De acordo com a Serasa, o brasileiro médio paga 127,5% de taxa anual em cartões de loja contra 68% em cartões de crédito tradicionais. Isso significa que R$ 1000 em dívida de cartão de loja custa R$ 127,50 por mês em juros, enquanto no cartão comum seriam apenas R$ 68. A diferença acumulada é devastadora para seu orçamento.
O que você vai precisar
- Planilha de controle (gratuita): Use Google Sheets, Excel ou apps como Mobills (R$ 0 na versão básica) para registrar todas as compras e datas de vencimento
- Extrato do cartão impresso ou digital: Baixe do app do banco ou loja (R$ 0) — imprima se preferir acompanhar em papel
- Calculadora simples: Um app de celular ou calculadora de mesa que você já tem em casa (R$ 0)
- Bloco de anotações e caneta: Para anotar metas de pagamento semanal (R$ 0) — use papel que já possui ou um caderno antigo
- App de banco para transferências: Qualquer app bancário que você já usa (Itaú, Bradesco, Caixa, Santander, Nubank) — gratuito — para autorizar débitos automáticos
- Histórico de gastos dos últimos 3 meses: Solicite ao banco ou loja (R$ 0) para identificar padrões de consumo e juros pagos
Método passo a passo
Vamos transformar seu cartão de loja de um vilão financeiro para uma ferramenta de economia inteligente.

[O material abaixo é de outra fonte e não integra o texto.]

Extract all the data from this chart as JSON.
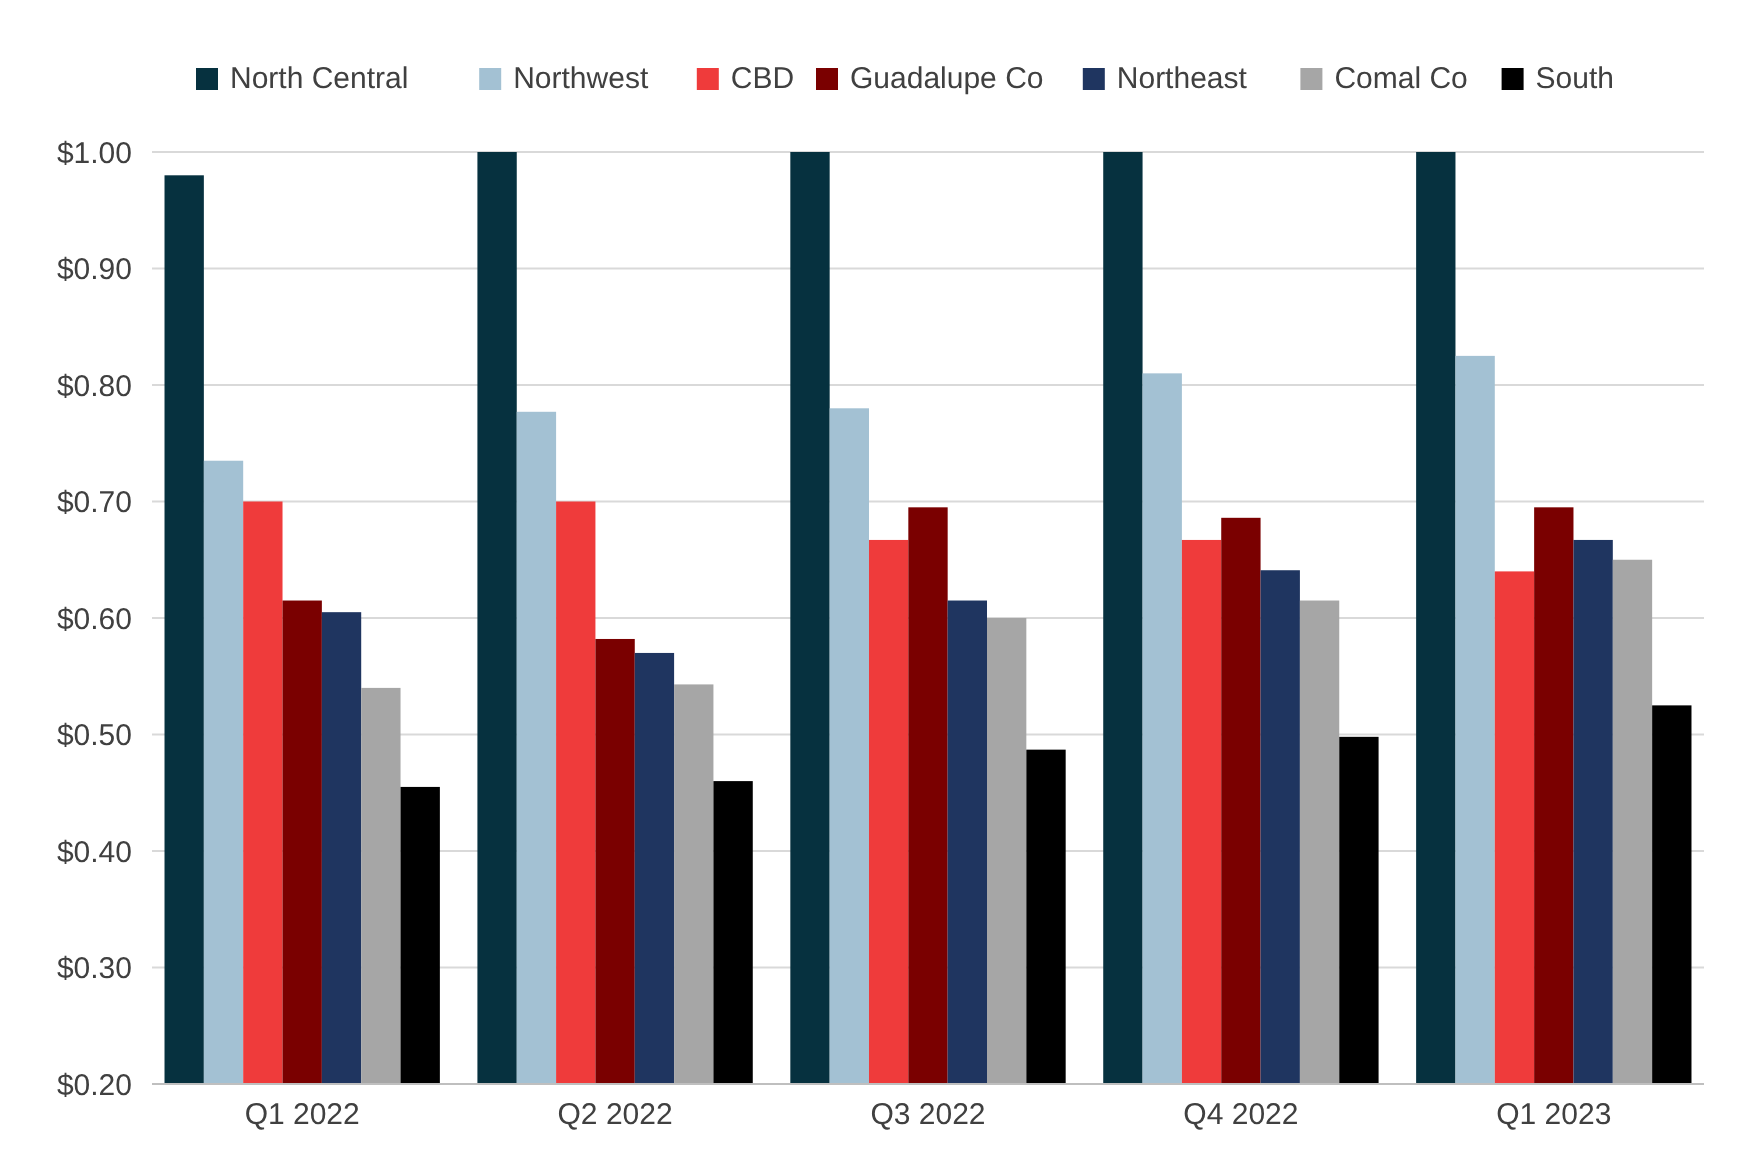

Etapa 1: Preparar sua situação financeira real
Antes de qualquer ação, você precisa enxergar a realidade crua dos números. Abra o extrato do seu cartão de loja dos últimos 90 dias e anote: saldo devedor total, taxa de juros mensal que você paga, data de vencimento da fatura, limite disponível. Se tem mais de um cartão de loja (muitas pessoas têm em Natura, Marisa, Lojas Americanas, C&C), faça isso para cada um. Não pule essa etapa — ela é a base do plano todo.
Calcule quanto você está pagando em juros mensalmente. Se sua dívida é R$ 800 e a taxa é 8% ao mês, você paga R$ 64 apenas em juros, sem reduzir a dívida principal. Anote esse número em um lugar visível — é o dinheiro que você pode recuperar. Muitas pessoas não fazem isso porque dói ver o número, mas é exatamente essa dor que vai motivar você a agir. Use a calculadora do seu celular ou o app GuiaBolso para visualizar graficamente quanto você está perdendo.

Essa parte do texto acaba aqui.